HIGHLANDS BIOLOGICAL STATION
Field Notes from 2025: Monitoring Bats in a Changing Appalachia
This year, Research Assistant Adriana Kirk has been part of a collaborative effort led by Dr. Rada Petric to monitor abandoned mines and cave systems throughout the Nantahala National Forest for hibernating bats. Her reflection below captures the challenges, discoveries, and moments of hope that shaped her 2025 field season—from long days in the woods with student interns and Forest Service partners to the thrill of documenting rare tricolored bats deep underground.
“As I reflect on the past year as a Research Assistant at Highlands Biological Station, my thoughts keep circling back to one project in particular—and to the opportunities, lessons, and collaborations it has offered. Under the guidance of Dr. Rada Petric, I’ve spent the year monitoring 13 abandoned mine and cave sites for bat activity, primarily throughout the Nantahala National Forest.
A few recent days in the field seem to capture the collaborative spirit that has defined this work, which has become deeply meaningful to me over the past 12 months.

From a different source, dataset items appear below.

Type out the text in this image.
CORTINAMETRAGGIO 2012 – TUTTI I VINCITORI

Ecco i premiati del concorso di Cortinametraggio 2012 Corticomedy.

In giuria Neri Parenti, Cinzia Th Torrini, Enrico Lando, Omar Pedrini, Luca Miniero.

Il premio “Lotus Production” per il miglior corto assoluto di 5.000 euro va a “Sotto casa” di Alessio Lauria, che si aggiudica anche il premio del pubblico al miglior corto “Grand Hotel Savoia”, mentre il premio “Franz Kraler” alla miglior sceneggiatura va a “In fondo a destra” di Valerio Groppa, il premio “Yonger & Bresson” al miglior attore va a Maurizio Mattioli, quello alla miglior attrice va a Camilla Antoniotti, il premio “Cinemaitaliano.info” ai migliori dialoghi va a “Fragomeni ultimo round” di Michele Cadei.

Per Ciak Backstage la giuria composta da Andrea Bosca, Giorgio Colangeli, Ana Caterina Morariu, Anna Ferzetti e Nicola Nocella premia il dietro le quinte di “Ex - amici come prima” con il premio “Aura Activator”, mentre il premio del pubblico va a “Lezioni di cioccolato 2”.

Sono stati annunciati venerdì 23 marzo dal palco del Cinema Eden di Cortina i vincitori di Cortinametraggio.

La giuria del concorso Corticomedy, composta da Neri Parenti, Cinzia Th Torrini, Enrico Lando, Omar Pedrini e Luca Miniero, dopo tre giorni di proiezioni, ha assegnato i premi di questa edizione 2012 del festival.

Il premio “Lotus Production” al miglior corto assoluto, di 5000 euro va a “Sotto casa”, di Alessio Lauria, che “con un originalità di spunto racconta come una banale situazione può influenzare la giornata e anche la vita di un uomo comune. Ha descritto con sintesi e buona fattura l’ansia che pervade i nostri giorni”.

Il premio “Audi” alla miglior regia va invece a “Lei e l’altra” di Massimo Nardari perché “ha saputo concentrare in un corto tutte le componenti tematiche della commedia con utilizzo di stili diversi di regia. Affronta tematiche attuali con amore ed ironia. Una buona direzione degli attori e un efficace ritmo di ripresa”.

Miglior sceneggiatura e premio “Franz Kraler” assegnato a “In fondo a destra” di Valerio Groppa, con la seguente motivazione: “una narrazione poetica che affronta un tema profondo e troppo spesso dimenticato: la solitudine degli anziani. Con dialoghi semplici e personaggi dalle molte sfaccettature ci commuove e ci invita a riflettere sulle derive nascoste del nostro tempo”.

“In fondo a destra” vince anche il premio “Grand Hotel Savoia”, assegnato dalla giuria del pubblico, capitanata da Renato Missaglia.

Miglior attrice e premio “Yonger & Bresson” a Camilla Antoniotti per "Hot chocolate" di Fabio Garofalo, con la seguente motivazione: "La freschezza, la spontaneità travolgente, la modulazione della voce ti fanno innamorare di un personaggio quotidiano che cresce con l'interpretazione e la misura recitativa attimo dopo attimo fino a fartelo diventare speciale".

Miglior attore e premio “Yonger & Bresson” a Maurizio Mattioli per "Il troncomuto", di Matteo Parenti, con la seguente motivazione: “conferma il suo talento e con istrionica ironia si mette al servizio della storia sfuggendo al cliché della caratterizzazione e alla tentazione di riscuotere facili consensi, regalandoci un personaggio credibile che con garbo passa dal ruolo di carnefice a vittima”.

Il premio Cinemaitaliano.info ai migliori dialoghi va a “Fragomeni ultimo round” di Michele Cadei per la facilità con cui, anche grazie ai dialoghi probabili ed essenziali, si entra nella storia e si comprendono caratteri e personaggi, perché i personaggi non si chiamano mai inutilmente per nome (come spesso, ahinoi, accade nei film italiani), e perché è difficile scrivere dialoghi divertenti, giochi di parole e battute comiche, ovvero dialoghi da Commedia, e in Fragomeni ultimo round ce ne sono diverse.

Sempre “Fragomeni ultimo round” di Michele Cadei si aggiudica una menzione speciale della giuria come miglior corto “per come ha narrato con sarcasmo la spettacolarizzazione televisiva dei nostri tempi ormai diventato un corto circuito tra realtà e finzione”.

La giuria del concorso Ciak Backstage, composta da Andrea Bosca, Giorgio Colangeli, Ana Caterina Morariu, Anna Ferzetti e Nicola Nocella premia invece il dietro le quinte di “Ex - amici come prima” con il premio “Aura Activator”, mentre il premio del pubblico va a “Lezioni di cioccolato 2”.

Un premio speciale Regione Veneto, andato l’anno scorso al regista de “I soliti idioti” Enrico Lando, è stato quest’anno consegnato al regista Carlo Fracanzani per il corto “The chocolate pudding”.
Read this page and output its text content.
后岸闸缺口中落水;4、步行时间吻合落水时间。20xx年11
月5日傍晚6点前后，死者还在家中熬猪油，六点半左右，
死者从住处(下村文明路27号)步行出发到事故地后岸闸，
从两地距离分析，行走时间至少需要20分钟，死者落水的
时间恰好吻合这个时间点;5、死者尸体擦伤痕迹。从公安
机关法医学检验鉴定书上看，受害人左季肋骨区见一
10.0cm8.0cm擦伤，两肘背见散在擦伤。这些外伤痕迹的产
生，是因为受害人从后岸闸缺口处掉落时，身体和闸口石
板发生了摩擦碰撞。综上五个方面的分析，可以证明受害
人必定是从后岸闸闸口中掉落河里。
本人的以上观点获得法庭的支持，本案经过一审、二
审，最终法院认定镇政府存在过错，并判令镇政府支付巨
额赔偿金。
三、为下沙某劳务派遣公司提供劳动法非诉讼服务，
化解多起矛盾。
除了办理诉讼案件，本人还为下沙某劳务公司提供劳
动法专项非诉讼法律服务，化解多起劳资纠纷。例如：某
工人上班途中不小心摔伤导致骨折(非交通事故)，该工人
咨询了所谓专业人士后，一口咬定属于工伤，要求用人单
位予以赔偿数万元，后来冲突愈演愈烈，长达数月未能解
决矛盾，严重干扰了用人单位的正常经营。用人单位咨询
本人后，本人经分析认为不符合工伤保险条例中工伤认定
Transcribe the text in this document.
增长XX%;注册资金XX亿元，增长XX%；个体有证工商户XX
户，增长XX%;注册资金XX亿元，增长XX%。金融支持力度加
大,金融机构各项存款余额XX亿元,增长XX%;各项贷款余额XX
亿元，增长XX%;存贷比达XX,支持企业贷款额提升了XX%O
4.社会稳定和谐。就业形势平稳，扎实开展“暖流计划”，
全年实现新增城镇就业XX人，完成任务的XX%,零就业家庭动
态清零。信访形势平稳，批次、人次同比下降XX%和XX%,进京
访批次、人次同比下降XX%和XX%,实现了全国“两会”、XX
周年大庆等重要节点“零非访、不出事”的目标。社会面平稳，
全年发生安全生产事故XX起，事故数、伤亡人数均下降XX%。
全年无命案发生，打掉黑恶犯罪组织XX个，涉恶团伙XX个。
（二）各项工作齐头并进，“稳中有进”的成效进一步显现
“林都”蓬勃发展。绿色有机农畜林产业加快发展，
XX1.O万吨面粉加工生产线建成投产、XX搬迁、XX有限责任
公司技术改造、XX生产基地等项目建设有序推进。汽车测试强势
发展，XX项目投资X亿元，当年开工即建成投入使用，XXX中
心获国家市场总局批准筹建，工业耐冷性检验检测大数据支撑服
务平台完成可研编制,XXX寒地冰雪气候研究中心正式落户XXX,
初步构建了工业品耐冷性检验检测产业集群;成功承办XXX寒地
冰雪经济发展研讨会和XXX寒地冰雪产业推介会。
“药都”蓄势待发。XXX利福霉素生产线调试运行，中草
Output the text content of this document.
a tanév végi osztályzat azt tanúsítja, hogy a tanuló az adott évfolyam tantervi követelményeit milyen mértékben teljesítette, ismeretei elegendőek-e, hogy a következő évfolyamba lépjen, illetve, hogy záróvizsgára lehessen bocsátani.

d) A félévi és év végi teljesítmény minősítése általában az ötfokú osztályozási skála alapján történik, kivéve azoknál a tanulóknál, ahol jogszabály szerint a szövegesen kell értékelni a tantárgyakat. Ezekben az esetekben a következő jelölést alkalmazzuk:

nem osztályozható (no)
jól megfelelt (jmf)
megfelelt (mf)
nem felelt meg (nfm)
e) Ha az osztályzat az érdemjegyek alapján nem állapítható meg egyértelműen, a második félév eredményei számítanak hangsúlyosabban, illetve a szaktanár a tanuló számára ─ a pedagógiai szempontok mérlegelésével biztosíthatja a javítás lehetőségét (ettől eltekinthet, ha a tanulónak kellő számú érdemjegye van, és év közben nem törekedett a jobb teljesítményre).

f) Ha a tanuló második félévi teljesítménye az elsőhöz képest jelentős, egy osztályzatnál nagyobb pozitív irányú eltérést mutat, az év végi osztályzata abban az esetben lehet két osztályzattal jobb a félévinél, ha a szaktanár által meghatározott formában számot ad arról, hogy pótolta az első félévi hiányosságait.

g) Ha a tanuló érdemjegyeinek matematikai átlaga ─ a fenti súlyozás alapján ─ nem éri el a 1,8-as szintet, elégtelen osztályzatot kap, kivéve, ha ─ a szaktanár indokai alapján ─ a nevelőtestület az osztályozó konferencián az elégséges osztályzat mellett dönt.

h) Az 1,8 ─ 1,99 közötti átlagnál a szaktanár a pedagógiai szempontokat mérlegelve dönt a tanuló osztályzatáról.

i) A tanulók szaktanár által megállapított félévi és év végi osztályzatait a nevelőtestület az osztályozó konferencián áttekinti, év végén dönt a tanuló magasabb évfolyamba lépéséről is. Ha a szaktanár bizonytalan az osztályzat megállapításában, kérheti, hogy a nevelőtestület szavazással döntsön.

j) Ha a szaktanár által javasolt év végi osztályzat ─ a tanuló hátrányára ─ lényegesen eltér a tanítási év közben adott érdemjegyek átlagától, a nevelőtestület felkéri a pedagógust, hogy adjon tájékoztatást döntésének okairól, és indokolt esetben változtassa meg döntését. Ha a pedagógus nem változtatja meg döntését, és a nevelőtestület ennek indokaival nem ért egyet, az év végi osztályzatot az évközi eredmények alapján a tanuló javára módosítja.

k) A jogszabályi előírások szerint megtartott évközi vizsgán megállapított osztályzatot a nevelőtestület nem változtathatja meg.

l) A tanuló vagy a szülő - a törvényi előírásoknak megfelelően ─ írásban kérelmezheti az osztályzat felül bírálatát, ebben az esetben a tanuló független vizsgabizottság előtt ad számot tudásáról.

Just last week, I found myself walking familiar ground on the outskirts of Franklin, NC. On that Thursday, our field team included Dr. Petric’s UNC–Chapel Hill graduate student Cameron McClellan, undergraduate student interns Addie Melton and Savannah Carter, U.S. Forest Service Wildlife Biologist Johnny Wills, and a cheerful neighborhood dog who escorted us all the way to the site.
We dropped into the woods from a steep Forest Service road, our canine companion leading the way. Mica-flecked quartz glinted along the path—our first clue that we were nearing the mine opening. After a short hike, we reached the gated entrance of an abandoned mica mine. Over the next hour, we checked ultrasonic bat detectors, programmed trail cameras, created a LiDAR scan of the mine passage, and conducted a geological profile of the site. As we made our way back down the road—after a quick game of fetch, of course—we chatted excitedly about the hibernating tricolored bats we had seen deep in the cave.
While I’m grateful to say that days like this have been plentiful, the work is often sobering. White-nose syndrome—a fungal disease that has caused devastating population declines in 90% of North America’s bat species—shadows every day spent in the field and every hour spent analyzing data in the lab. It’s the reality that drives our research and underscores its urgency.
But like all conservation work, small wins are everything. Just one day after our field excursion with Johnny, we discovered 27 hibernating tricolored bats at another abandoned mine site—significantly more than we had ever recorded in the two years we’ve monitored the site.
It’s days like these—filled with hope, collaboration, and genuine excitement about the work we’re doing—that define my 2025 at Highlands Biological Station.”
– Adriana Kirk, Highlands Biological Station Research Assistant
Two tricolored bat huddled together in an area mine.
Addie Melton and Savannah Carter observing hibernating bats in one of our mine sites.